I think this is the most useful thing I've ever read about bitcoin that has nothing at all to do with bitcoin, but rather, about the complexities of the world, the web of interlocking forces that lead to macro action, even when it seems, from certain points of view, that these outcomes are pathological and incomprehensible.
"Best" sometimes means similar to what we already know and do, only better, easier to use, more powerful, more popular. It becomes harder and harder to change one's mind if one gets used to a certain way of doing things for a long period of time. Take the bike gangster again trying to sell you a bike saddle.
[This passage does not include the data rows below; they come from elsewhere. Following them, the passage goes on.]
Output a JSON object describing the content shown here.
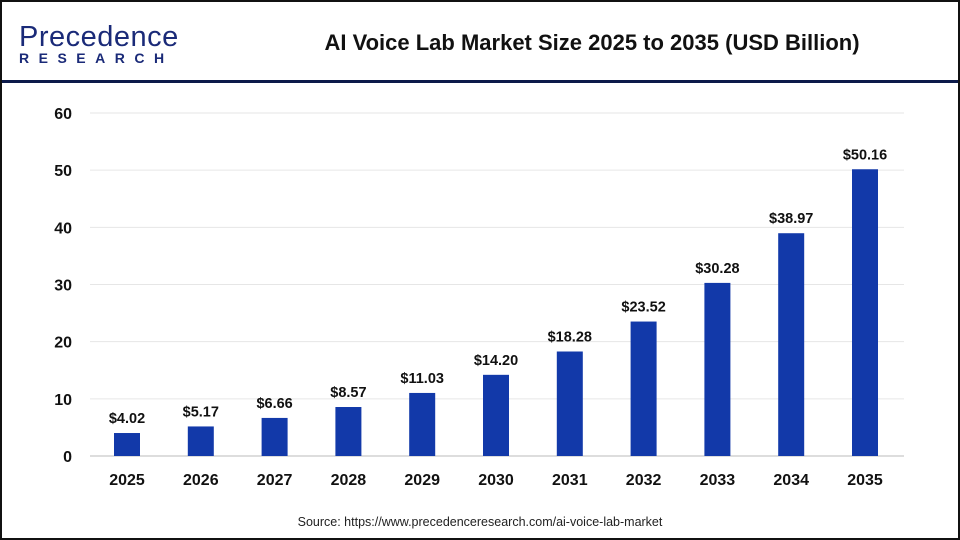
{
  "header": {
    "logo_text": "Precedence",
    "logo_subtext": "RESEARCH",
    "title": "AI Voice Lab Market Size 2025 to 2035 (USD Billion)"
  },
  "colors": {
    "bar": "#1239a9",
    "logo_navy": "#1a2a78",
    "logo_blue": "#2f6fe0",
    "divider": "#0c1a4a"
  },
  "chart_data": {
    "type": "bar",
    "title": "AI Voice Lab Market Size 2025 to 2035 (USD Billion)",
    "categories": [
      "2025",
      "2026",
      "2027",
      "2028",
      "2029",
      "2030",
      "2031",
      "2032",
      "2033",
      "2034",
      "2035"
    ],
    "values": [
      4.02,
      5.17,
      6.66,
      8.57,
      11.03,
      14.2,
      18.28,
      23.52,
      30.28,
      38.97,
      50.16
    ],
    "data_labels": [
      "$4.02",
      "$5.17",
      "$6.66",
      "$8.57",
      "$11.03",
      "$14.20",
      "$18.28",
      "$23.52",
      "$30.28",
      "$38.97",
      "$50.16"
    ],
    "ylim": [
      0,
      60
    ],
    "yticks": [
      0,
      10,
      20,
      30,
      40,
      50,
      60
    ],
    "grid": true,
    "xlabel": "",
    "ylabel": ""
  },
  "source": "Source: https://www.precedenceresearch.com/ai-voice-lab-market"
}
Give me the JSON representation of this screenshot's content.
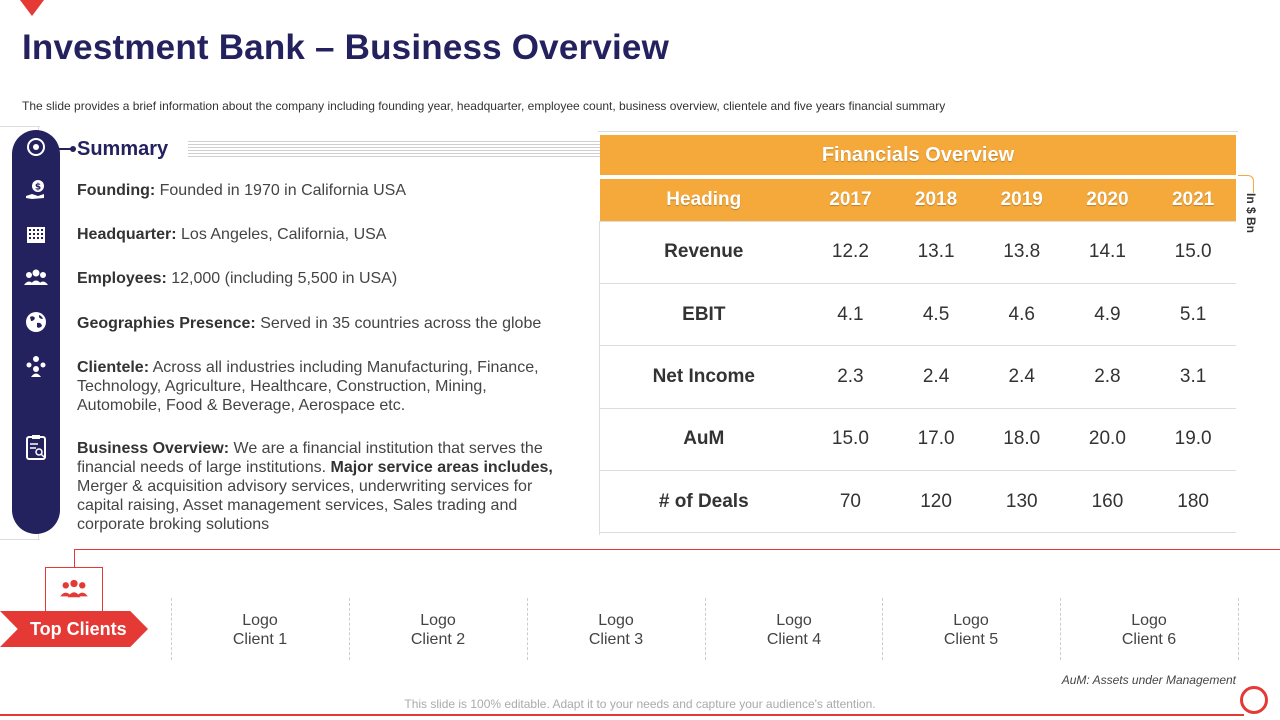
{
  "title": "Investment Bank – Business Overview",
  "subtitle": "The slide provides a brief information about the company including founding year, headquarter, employee count, business overview, clientele and five years financial summary",
  "summary": {
    "heading": "Summary",
    "items": [
      {
        "label": "Founding:",
        "text": " Founded in 1970 in California USA"
      },
      {
        "label": "Headquarter:",
        "text": " Los Angeles, California, USA"
      },
      {
        "label": "Employees:",
        "text": " 12,000 (including 5,500 in USA)"
      },
      {
        "label": "Geographies Presence:",
        "text": " Served in 35 countries across the globe"
      },
      {
        "label": "Clientele:",
        "text": " Across all industries including Manufacturing, Finance, Technology, Agriculture, Healthcare, Construction, Mining, Automobile, Food & Beverage, Aerospace etc."
      }
    ],
    "business_overview": {
      "label": "Business Overview:",
      "text1": " We are a financial institution that serves the financial needs of large institutions. ",
      "bold": "Major service areas includes,",
      "text2": " Merger & acquisition advisory services, underwriting services for capital raising, Asset management services, Sales trading and corporate broking solutions"
    }
  },
  "financials": {
    "title": "Financials Overview",
    "unit": "In $ Bn",
    "columns": [
      "Heading",
      "2017",
      "2018",
      "2019",
      "2020",
      "2021"
    ],
    "rows": [
      [
        "Revenue",
        "12.2",
        "13.1",
        "13.8",
        "14.1",
        "15.0"
      ],
      [
        "EBIT",
        "4.1",
        "4.5",
        "4.6",
        "4.9",
        "5.1"
      ],
      [
        "Net Income",
        "2.3",
        "2.4",
        "2.4",
        "2.8",
        "3.1"
      ],
      [
        "AuM",
        "15.0",
        "17.0",
        "18.0",
        "20.0",
        "19.0"
      ],
      [
        "# of Deals",
        "70",
        "120",
        "130",
        "160",
        "180"
      ]
    ]
  },
  "clients": {
    "label": "Top Clients",
    "items": [
      {
        "line1": "Logo",
        "line2": "Client 1"
      },
      {
        "line1": "Logo",
        "line2": "Client 2"
      },
      {
        "line1": "Logo",
        "line2": "Client 3"
      },
      {
        "line1": "Logo",
        "line2": "Client 4"
      },
      {
        "line1": "Logo",
        "line2": "Client 5"
      },
      {
        "line1": "Logo",
        "line2": "Client 6"
      }
    ]
  },
  "aum_note": "AuM: Assets under Management",
  "footer": "This slide is 100% editable. Adapt it to your needs and capture your audience's attention.",
  "colors": {
    "navy": "#24215f",
    "orange": "#f5a93b",
    "red": "#e53935"
  },
  "icons": [
    "target-icon",
    "dollar-hand-icon",
    "building-icon",
    "people-icon",
    "globe-icon",
    "team-icon",
    "clipboard-icon"
  ]
}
The natural, instinctive thing to do when one tries to increase the posterior comfort is to use more cushioning. That works in normal scenarios, like a couch, but not in a road bike. After a certain time threshold, like two hours, comfort increases not by adding cushioning but by removing it. It is not intuitive. Taking an endurance eight hours ride is a completely different sport than a ride in the park. Instinct and past experience does not translate to the new endeavor.
The examples are simple and evocative. Aside from a dig at Jordan Peterson, which is annoying and stupid coming from someone who presumably has never actually read him (take your own advice on that one, bro), it's a useful meditation on why the answers to why the world is fucked up in the myriad ways in which it's fucked up aren't simple; or at least, the issues are not simple to address at scale.